Kill more Americans than heroin and cocaine combined
The death toll from overdoses of prescription painkillers has more than tripled in the past decade, according to an analysis in the CDC Vital Signs report released today from the Centers for Disease Control and Prevention.
This new finding shows that more than 40 people die every day from overdoses involving narcotic pain relievers like hydrocodone (Vicodin), methadone, oxycodone (OxyContin), and oxymorphone (Opana).
“Overdoses involving prescription painkillers are at epidemic levels and now kill more Americans than heroin and cocaine combined, ” said CDC Director Thomas Frieden, M.D., M.P.H. “States, health insurers, health care providers and individuals have critical roles to play in the national effort to stop this epidemic of overdoses while we protect patients who need prescriptions to control pain. ”
The increased use of prescription painkillers for nonmedical reasons (without a prescription for the high they cause), along with growing sales, has contributed to the large number of overdoses and deaths. In 2010, 1 in every 20 people in the United States age 12 and older—a total of 12 million people—reported using prescription painkillers nonmedically according to the National Survey on Drug Use and Health. Based on the data from the Drug Enforcement Administration, sales of these drugs to pharmacies and health care providers have increased by more than 300 percent since 1999.
For the analysis, CDC reviewed state data on fatal drug overdoses, nonmedical use of prescription painkillers, and sales of prescription painkillers to pharmacies and health care providers.
The study found:
- State death rates from overdoses (from 2008 data) ranged from a high of 27.0 deaths per 100,000 people in New Mexico to a low of 5.5 deaths per 100,000 people in Nebraska.
- Nonmedical use of prescription painkillers ranged from a high of 1 in 12 people aged 12 and older in Oklahoma to a low of 1 in 30 in Nebraska. States with more nonmedical use tend to have more deaths from drug overdoses.

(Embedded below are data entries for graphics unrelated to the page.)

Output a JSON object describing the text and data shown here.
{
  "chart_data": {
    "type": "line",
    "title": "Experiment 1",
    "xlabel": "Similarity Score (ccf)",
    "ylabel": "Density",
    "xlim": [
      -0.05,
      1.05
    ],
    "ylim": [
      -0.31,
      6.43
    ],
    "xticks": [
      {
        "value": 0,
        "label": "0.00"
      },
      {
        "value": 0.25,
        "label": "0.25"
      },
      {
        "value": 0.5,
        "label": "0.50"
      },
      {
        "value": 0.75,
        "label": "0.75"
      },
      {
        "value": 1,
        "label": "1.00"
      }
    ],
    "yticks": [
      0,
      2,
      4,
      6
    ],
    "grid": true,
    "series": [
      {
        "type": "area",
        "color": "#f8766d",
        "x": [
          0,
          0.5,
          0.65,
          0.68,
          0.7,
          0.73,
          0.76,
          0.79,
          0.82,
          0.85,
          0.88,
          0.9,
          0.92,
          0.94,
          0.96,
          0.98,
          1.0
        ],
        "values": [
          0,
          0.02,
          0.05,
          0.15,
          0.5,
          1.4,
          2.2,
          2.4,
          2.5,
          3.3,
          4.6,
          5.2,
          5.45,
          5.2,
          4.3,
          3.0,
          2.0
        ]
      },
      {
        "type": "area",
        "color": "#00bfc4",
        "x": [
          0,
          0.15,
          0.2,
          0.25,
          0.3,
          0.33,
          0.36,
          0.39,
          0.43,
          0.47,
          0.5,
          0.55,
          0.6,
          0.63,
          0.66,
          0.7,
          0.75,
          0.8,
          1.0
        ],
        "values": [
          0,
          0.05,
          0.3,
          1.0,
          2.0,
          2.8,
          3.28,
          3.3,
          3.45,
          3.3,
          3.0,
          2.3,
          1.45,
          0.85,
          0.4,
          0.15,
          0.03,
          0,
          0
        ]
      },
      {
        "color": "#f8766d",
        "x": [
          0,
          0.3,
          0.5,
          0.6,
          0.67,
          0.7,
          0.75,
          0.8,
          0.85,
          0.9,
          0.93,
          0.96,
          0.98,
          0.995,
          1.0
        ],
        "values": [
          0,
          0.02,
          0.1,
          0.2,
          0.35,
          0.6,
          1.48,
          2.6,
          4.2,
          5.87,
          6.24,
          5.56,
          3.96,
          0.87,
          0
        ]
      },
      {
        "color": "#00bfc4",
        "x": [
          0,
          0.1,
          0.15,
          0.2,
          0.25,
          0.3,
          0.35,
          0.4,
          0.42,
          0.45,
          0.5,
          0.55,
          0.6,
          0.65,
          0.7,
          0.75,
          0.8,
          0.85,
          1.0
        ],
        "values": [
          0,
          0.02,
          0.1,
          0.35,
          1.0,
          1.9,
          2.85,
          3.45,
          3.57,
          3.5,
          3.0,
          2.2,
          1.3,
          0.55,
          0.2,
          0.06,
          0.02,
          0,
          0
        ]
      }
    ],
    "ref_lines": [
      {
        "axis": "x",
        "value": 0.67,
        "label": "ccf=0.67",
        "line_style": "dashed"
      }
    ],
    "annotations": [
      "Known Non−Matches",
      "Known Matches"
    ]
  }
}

- Prescription painkiller sales per person were more than three times higher in the highest state, Florida, than in the lowest state, Illinois. States with higher sales per person tend to have higher death rates from drug overdose.
CDC is also releasing “Policy Impact: Prescription Painkiller Overdoses, ”one in a series of issue briefs highlighting key public health issues and important, science–based policy actions that can be taken to address them. Through this new publication, CDC supports state–based efforts to reduce prescription drug abuse while ensuring patients have access to safe, effective pain treatment.